Feigen notes that the Rockets do not have a "deal in place" as was speculated across the league yesterday, but that Morey has a "deal he is willing to take" if nothing else comes to fruition on Thursday. Essentially, he is saying what has been reported elsewhere that the Rockets have a deal they are shopping around to see if they can do better.
That deal that Morey is seeking out will likely be "a pretty complicated, three-way deal" with "a lot of moving parts," Feigen's source notes. Instead of the rumored Thaddeus Young deal with Philadelphia, any trade made with Sam Hinkie and the 76ers would likely either see Young sent elsewhere, or Spencer Hawes sent to Houston.
Finally, Feigen dispels the notion that conference or money could hold an Asik deal up. He notes that Asik's contract, while expensive next year, has serious savings, and that Morey is not as concerned with trading Asik to the East as has been depicted in the media.
Both of these ideas jibe with the Rockets mentality. If the Rockets can get a better deal in the Western Conference, it makes sense to take that deal. Asik may make another team better in the short run, but if the Rockets think they can come out on top in the long run, they might as well make the trade.
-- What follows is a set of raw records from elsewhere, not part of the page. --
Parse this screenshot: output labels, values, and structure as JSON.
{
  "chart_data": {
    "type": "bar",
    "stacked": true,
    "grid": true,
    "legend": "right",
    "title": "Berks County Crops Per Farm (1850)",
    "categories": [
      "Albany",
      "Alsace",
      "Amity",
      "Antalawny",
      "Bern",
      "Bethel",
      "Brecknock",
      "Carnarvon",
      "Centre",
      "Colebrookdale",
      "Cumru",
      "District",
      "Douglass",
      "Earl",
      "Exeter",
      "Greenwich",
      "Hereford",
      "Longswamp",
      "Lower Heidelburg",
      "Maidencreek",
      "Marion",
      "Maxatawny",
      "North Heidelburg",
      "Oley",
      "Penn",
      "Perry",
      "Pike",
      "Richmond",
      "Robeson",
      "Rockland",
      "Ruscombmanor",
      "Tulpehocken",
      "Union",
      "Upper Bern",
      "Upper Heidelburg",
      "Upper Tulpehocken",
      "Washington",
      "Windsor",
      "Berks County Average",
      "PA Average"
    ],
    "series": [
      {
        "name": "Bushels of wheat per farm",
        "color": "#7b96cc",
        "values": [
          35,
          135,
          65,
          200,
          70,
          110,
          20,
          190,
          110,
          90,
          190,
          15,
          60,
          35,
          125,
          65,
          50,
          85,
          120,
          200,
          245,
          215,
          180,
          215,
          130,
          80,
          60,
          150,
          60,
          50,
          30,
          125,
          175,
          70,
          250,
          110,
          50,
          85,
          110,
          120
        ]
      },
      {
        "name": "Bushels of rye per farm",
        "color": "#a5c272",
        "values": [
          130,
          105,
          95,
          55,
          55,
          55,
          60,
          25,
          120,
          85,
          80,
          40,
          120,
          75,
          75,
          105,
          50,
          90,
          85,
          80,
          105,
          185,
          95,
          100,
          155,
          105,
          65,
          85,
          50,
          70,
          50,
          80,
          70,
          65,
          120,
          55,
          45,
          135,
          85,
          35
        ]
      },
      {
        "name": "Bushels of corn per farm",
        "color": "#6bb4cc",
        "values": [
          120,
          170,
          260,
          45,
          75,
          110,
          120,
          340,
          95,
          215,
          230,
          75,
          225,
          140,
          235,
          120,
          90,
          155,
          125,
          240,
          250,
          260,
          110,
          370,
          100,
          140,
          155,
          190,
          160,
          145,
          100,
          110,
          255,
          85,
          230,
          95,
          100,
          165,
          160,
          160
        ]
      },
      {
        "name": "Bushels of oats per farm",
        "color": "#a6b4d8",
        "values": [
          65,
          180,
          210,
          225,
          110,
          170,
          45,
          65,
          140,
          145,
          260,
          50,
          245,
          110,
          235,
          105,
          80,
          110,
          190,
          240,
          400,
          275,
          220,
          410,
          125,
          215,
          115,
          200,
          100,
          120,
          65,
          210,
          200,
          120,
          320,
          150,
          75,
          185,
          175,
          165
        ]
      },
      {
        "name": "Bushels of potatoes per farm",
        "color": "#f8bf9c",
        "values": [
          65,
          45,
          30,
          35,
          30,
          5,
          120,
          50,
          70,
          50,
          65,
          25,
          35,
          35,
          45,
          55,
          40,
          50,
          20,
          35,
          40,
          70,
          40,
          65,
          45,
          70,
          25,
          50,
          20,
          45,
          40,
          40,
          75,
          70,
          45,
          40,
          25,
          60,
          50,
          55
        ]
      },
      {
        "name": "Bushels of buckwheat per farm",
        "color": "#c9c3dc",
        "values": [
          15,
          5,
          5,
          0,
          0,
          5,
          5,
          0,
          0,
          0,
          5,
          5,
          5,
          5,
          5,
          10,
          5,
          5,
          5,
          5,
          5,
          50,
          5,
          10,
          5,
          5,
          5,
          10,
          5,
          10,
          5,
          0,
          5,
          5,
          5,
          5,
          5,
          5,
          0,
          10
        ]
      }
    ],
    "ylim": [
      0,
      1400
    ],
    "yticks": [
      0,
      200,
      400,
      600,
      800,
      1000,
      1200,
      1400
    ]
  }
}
And on the money aspect of things, Asik is due $15 million next year, but is making just over $5 million this year. Any team that acquires him soon and has to pay the balloon payment next year also gets the savings of more than $2 million for the rest of the season.
What's the timeframe on a deal?
One last note on the article is that the Rockets don't believe Asik is patient enough to wait until the trade deadline, and that they have imposed a quasi-hard deadline of December 19th themselves. This deadline has a few advantages. By making an Asik deal early in the season, the team acquiring him can save money versus his cap hit for a greater period of time, the Rockets can remove a distraction from their roster and move forward with a new player, and any player they acquire can be repackaged with other players before the trade deadline.
In every sense of the phrase it's a win-win. Both sides want a divorce, and there's no reason to prolong the process. Omer Asik will be missed, but his time has come.